Aaron Freeman recently added another line to his already lengthy resume: Torah maven, the traditional storyteller who translated the Hebrew Torah into local language. The comedian, radio personality and author says his latest professional incarnation is a natural progression of his love for all things Jewish. He wants to tell great stories, and there isn’t a better story than Torah, he says.
“We who spend a lot of time reading and interpreting the Torah see it as the most interesting, fascinating stories,” Freeman said on the eve of his first cyber performance in the virtual Second Life environment, where he’s known as Joyous Pomegranate. “And they are even more astonishing the third or fourth time you hear them. The story we thought we were telling three years ago could not be more different from the exact same story we’re telling today. Every year I go, ‘I can’t believe I missed that.’”
Freeman’s Second Life performance was part of Worldwide Storah, a weekend dedicated to the art of Torah translation. Storah is a method of bringing Torah stories alive through simultaneous translation from Hebrew into the vernacular – mostly English among the recent crop of Torah mavens. In addition to the Second Life event, Worldwide Storah hosted events in London, Jerusalem, Miami, New York City, L.A. and eight other cities Feb. 6 through 8.
Amichai Lau-Lavie, an Israeli-born teacher of Judaic literature and a performance artist, revived the lost art of Torah translation and re-imagined it in a twenty-first century way as Storahtelling. The roots of Storahtelling lie in the translations that accompanied traditional synagogue Torah services until the early Middle Ages. For almost two millennia, Hebrew was primarily the language of ritual, and congregations needed translators to convey the meaning of the passages.
Freeman, who was one of the first to adopt Storahtelling techniques, recently became a congregational Torah maven, the official Torah meturgaman (translator in Aramaic), at his congregation, Aitz Hayim Center for Jewish Living in Highland Park.
Storahtellers bring their own skills and preferences to the translation. Freeman, who composes his own translations, treats each portion differently depending on the content. Sometimes he might involve the congregation, asking members to stand in for the pharaoh and Moses, for example. Other times, he takes a more direct storytelling approach, using intonation, facial expressions and gestures to help convey the meaning. Freeman also draws some inspiration from the Torah-based comic strip he created with his wife, artist Sharon Rosenzweig.

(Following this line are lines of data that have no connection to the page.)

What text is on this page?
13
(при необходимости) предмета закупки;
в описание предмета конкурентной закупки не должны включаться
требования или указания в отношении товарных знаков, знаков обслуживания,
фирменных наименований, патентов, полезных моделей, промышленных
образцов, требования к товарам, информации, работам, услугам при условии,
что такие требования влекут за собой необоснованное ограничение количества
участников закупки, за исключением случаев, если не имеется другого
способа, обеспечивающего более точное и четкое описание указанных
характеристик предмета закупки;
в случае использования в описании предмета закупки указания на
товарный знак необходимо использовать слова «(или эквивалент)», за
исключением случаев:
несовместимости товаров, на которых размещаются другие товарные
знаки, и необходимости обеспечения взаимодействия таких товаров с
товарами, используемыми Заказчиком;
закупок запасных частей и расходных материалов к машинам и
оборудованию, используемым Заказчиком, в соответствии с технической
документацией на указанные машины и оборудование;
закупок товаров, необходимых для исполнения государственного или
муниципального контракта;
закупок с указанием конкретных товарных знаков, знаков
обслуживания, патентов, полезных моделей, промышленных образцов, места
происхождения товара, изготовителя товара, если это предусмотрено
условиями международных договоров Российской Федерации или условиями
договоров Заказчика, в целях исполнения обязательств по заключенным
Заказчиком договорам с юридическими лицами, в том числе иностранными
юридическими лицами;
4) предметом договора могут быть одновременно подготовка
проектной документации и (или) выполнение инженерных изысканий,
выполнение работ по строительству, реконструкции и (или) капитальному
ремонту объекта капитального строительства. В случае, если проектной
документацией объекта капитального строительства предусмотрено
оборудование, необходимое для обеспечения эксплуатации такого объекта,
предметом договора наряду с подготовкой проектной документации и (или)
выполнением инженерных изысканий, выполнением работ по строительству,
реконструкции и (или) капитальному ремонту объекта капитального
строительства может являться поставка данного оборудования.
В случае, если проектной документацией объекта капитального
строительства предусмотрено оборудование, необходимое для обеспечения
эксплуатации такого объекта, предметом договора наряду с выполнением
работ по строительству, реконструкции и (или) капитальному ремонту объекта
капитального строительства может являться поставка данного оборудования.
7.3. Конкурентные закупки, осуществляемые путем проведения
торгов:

For his duties as a Torah maven, Freeman often wears traditional Persian garb in reference to the Persian roots of Torah translation. He couldn’t find a Persian costume in the virtual world, though, so his Second Life avatar – “a fairly athletic black guy” – sported dark blue Moroccan kaftan and trousers.
In his Feb. 8 Second Life ritual, Freeman used a pre-recorded Hebrew version of Parashat Beshalach, which tells about both the parting of the Red Sea and the first gift of manna. He then translated the text of the Torah portion. He guided his avatar using the keyboard and spoke into a microphone mounted on his computer. Although the figurine couldn’t recreate Freeman’s usual highly animated facial expressions, it conveyed some of the story via gestures Freeman assigned to it. Freeman says guiding the avatar is akin to performing a marionette show.
Even when he doesn’t have to guide an avatar, Freeman finds each Storahtelling ritual demanding.
Biblical Hebrew provides a unique challenge: Jewish sages have debated the meaning of certain Hebrew words for centuries, so some interpretation is always necessary.
“Every translation is a commentary,” Freeman says. “There is no such thing as a literal translation of biblical Hebrew.”
Humor and a basic belief in positive outcomes help overcome some of the challenges, Freeman says. An observant Jew who grew up Catholic, Freeman has forged a steadfast connection to Judaism because “Jewish observance ameliorates the worst aspect of American life for me. The consumer culture makes us endlessly aware of what we do not have without counterbalancing it with gratitude for the mind-numbing bounty that we enjoy,” Freeman says. Jewish observance requires the constant expression of gratitude for everything – from a glass of water or a piece of bread to having woken up and being healthy. That makes Freeman “guaranteed to be happy; you can’t be grateful and pissed off at the same time,” he says.
Freeman is also grateful for Fridays. “How can you not love a religion that has a mandatory party every week? For the Jews, eating drinking and partying every Friday is not just a good idea, it’s the law. Got to love that!”